Le procès du groupe Bourbon, spécialisé dans les services maritimes à l’industrie pétrolière, et de huit de ses « cols blancs » poursuivis pour « corruption » d’agents du fisc en Afrique, s’est ouvert lundi mais pourrait être remis en question en raison de vices de procédures soulevés par les avocats.
A peine une heure après l’ouverture des débats devant le tribunal correctionnel de Marseille, la présidente a annoncé une suspension d’audience jusqu’à 17H00 afin d’examiner les arguments des avocats de la défense qui ont notamment pointé l' »irrégularité » de l’ordonnance de renvoi de leurs clients et soulevé sa nullité.
Ils reprochent au juge d’instruction d’avoir rendu le document de 176 pages avec deux jours d’avance sur le délai légal qui est d’un mois minimum, les privant de la possibilité de déposer de dernières observations.
« Quel est l’objectif de cette demande ? Gagner du temps », s’est interrogé le procureur Ludovic Leclerc, s’attirant les foudres d’Emmanuel Daoud, l’avocat d’un des prévenus, qui a fustigé « des insinuations insupportables ».
L’enjeu est de taille pour la société cotée en Bourse poursuivie pour « corruption active d’agents publics étrangers » en tant que personne morale et les trois principaux dirigeants du groupe dont le siège est Marseille: Gaël Bodénès, directeur général actuel de la société, celui de l’époque des faits Christian Lefevre, ainsi que Laurent Renard, directeur général adjoint.
– 250.000 dollars en billets de 100 –
A l’annonce de leurs noms, les huit prévenus en costume sombre et chemise claire, âgés de 47 à 61 ans, se sont alignés sur le banc. Au milieu d’eux, nerveux, Marc Cherqui, directeur financier par qui l’affaire a éclaté. Avant que ne débute l’audience, l’ancien salarié, poursuivi avec quatre autres cadres pour « complicité de corruption » s’était isolé de ses supérieurs hiérarchiques.

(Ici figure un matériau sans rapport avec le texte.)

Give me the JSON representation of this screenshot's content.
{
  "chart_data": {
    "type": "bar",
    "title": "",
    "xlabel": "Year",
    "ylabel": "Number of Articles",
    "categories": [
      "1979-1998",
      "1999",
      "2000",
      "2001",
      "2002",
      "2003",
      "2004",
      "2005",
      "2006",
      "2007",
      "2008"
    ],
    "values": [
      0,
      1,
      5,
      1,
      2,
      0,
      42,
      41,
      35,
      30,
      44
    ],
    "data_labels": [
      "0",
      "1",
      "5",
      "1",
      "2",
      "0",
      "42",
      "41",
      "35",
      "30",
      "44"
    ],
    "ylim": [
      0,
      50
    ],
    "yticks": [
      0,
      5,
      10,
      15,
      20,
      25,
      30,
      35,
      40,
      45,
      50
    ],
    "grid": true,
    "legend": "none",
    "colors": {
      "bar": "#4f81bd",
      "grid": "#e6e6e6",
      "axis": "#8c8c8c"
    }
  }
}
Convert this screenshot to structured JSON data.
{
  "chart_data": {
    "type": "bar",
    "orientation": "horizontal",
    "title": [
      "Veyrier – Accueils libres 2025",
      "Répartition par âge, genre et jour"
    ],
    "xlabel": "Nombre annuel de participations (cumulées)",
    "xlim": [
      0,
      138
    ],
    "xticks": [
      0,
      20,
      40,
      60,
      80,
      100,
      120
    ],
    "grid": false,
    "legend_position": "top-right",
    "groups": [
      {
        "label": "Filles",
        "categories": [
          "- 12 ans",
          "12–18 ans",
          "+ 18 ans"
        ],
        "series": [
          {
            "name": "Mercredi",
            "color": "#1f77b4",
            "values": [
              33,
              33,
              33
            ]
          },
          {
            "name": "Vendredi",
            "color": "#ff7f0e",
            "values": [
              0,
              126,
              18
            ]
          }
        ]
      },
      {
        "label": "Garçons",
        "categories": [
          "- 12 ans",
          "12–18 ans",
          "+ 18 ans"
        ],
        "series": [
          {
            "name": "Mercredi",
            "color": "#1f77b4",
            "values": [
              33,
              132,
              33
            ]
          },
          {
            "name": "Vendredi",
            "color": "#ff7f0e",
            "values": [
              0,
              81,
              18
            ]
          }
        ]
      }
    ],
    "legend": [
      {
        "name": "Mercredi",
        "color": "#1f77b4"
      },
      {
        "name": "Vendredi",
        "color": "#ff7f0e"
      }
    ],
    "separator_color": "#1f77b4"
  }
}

Le 19 octobre 2012, de retour d’un voyage d’affaires au Nigeria, M. Cherqui atterrit à l’aéroport de Marseille-Marignane, mais n’arrive pas à remettre la main sur son bagage dont il s’empresse de déclarer la perte. Et pour cause, la valise qui a été retrouvée et a été confiée aux douanes, contient, rangés en liasses de 100 dollars, quelque 250.000 dollars.
L’enquête va mettre au jour selon l’accusation un vaste système de corruption: l’accusation pointe « une volonté assumée » par le groupe qui pèse 1 milliard d’euros de chiffre d’affaires et « qui ne paye aucun impôt en France, de se soustraire au paiement des impôts légitimement dus », en l’occurrence au Nigeria, en Guinée équatoriale et au Cameroun, en soudoyant des agents de recouvrement en cas de redressement pour un montant total estimé en 2011 et 2012 à environ 3 millions de dollars.
« J’ai agi sur ordre, je n’étais pas un négociateur », a assuré auprès des journalistes Marc Cherqui, souhaitant que le procès se tienne « pour retrouver une vie normale ». « Bourbon m’a mis à genou, il a sali mon nom et pris pour bouc émissaire », a déploré le directeur financier qui assure avoir été renvoyé de tous ses emplois moins de 15 jours plus tard après des dénonciations.
M. Cherqui a agi « pour son compte personnel », avait souligné auprès de l’AFP l’avocat de Bourbon Me Ludovic Malgrain, arguant qu’il n’y avait pas eu d’argent sorti de Bourbon ni d’aucune de ses filiales.
Le fond du dossier devrait être abordé mardi si le procès prévu jusqu’au 27 mars a bien lieu.